Gemini: Capricorn made about a billion dollars off of buying zoom stock.
—
Libra: Okay everybody listen up! We've all potentially been exposed and don't want to infect each other, so that means social distancing. This means that we have to have a schedual for bathroom times.
All: *Groans*
Libra: So, the house has four bathrooms, plus the two in the pool locker rooms. We're going to need pairs of people to share a bathroom.
Saggy: *Grabs Aries* Dibs on the one connecting to the master bedroom!
Pisces: Ah, dangit.
Gemini Leo & Aquarius: *Drawing lots*
Cancer: Taurus and I will take the one on the first floor.
Libra: So I'll take the one in the girl's locker room.
Gemini: *Gets the short lot* Ah, dangit. Pisces, want to take the main one on the second floor?
Pisces: Sure!
Virgo: Capricorn and I will take the one near the kitchen.
Leo: Wait, that means Aquarius and I get the locker room bathroom?
Libra: Yeah.
Aquarius: ...permenant pool party!
Libra: Wait no that will just spread germs.
Aquarius: Ok fair.

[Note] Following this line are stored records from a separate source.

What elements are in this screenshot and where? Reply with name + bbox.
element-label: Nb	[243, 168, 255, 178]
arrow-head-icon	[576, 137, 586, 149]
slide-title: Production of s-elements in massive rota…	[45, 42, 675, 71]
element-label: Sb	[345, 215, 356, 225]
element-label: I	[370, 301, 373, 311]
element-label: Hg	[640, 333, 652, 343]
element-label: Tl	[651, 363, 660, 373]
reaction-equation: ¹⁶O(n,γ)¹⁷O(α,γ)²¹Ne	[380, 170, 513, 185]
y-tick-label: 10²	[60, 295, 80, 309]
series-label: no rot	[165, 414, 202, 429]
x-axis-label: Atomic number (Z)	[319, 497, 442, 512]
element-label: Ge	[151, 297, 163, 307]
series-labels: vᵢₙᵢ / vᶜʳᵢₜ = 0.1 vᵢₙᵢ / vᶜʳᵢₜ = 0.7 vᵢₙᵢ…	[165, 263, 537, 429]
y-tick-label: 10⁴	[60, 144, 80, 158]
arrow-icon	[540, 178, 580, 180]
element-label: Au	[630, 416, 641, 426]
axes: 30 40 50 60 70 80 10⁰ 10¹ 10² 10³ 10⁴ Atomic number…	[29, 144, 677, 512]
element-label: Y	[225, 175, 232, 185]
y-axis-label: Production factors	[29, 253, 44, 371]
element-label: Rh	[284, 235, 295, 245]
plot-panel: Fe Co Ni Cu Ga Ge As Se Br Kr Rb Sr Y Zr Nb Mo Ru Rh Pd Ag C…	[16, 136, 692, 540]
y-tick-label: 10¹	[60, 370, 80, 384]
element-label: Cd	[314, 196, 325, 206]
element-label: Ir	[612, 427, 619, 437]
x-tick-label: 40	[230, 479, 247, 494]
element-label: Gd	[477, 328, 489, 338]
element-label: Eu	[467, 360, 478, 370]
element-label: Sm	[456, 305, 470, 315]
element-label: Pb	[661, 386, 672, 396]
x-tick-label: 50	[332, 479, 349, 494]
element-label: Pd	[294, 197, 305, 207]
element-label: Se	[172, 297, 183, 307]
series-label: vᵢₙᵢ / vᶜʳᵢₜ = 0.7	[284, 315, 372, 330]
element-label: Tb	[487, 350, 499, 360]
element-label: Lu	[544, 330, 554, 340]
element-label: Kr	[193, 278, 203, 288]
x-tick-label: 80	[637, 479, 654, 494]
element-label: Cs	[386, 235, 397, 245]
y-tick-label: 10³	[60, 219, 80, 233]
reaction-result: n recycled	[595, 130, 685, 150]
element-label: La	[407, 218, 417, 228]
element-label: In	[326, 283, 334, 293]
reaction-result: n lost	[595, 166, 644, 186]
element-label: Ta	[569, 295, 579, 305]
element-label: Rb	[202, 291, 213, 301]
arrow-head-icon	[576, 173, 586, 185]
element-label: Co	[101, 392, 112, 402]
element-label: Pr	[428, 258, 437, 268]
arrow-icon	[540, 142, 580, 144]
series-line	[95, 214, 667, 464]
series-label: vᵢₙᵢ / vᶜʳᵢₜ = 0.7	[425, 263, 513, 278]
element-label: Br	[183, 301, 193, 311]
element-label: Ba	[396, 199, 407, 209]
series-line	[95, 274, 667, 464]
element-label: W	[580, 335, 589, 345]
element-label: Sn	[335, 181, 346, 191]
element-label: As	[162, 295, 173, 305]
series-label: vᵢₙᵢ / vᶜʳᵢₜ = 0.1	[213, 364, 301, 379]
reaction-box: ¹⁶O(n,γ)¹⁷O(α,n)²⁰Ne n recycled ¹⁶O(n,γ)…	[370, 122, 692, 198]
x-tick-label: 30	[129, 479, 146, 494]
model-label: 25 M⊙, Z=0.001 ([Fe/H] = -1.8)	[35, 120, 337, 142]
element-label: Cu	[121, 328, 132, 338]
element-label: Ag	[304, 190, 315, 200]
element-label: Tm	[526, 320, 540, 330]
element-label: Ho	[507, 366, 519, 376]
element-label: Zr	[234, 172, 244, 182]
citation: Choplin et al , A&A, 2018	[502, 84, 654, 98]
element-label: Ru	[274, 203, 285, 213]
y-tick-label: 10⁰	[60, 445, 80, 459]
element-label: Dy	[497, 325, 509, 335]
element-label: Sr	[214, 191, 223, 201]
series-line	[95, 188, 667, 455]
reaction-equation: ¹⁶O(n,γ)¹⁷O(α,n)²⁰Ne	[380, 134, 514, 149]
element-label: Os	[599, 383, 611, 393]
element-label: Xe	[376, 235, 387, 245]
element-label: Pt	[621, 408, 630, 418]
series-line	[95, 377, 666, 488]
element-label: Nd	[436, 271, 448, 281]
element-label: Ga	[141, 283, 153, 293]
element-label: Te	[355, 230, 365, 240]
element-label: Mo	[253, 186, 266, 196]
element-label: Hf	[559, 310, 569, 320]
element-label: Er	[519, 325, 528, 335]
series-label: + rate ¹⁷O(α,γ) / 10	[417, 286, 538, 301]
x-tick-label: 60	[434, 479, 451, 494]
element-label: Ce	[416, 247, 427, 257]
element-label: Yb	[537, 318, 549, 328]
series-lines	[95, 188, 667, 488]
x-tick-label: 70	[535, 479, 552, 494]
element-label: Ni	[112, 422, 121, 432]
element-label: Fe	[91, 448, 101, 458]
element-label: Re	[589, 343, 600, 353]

Guys, Leo and I are hosting a paper boat sailing race in the pool in an hour.
Gemini: Epic.
—
Capricorn: So we got second?
Aries: You cheated.
Capricorn: We completely followed the given rules of the competition.
Aries: You used sneaky advanced rule-following cheating techniques.
Capricorn: ...I see.
Virgo: She's just mad her boat sank.
Aries: That was Saggy's fault!
Saggy: Wait, how did you know I stuck rocks in it?
Aries: ...
Saggy: ...heh
Aries: Dude?!?
Saggy: Ok I thought it would be really epic if our boat was a submarine.
Leo: Hey, our boat was epic and it was a submarine!
Saggy: Shut up Leo you only won because Aquarius made a motor out of origami!
Leo: Yep! I love group projects!
Cancer: I still can't figure out where he got the gasoline from...
Pisces: Don't feel bad Sag, our boat sank too and it didn't have any rocks in it.
Libra: But that was becaues Gemini jumped on your boat...?
Gemini: *Soaking wet* Worth it.
Taurus: Our boat didn't win, but we were the ones with victory snacks, so hah.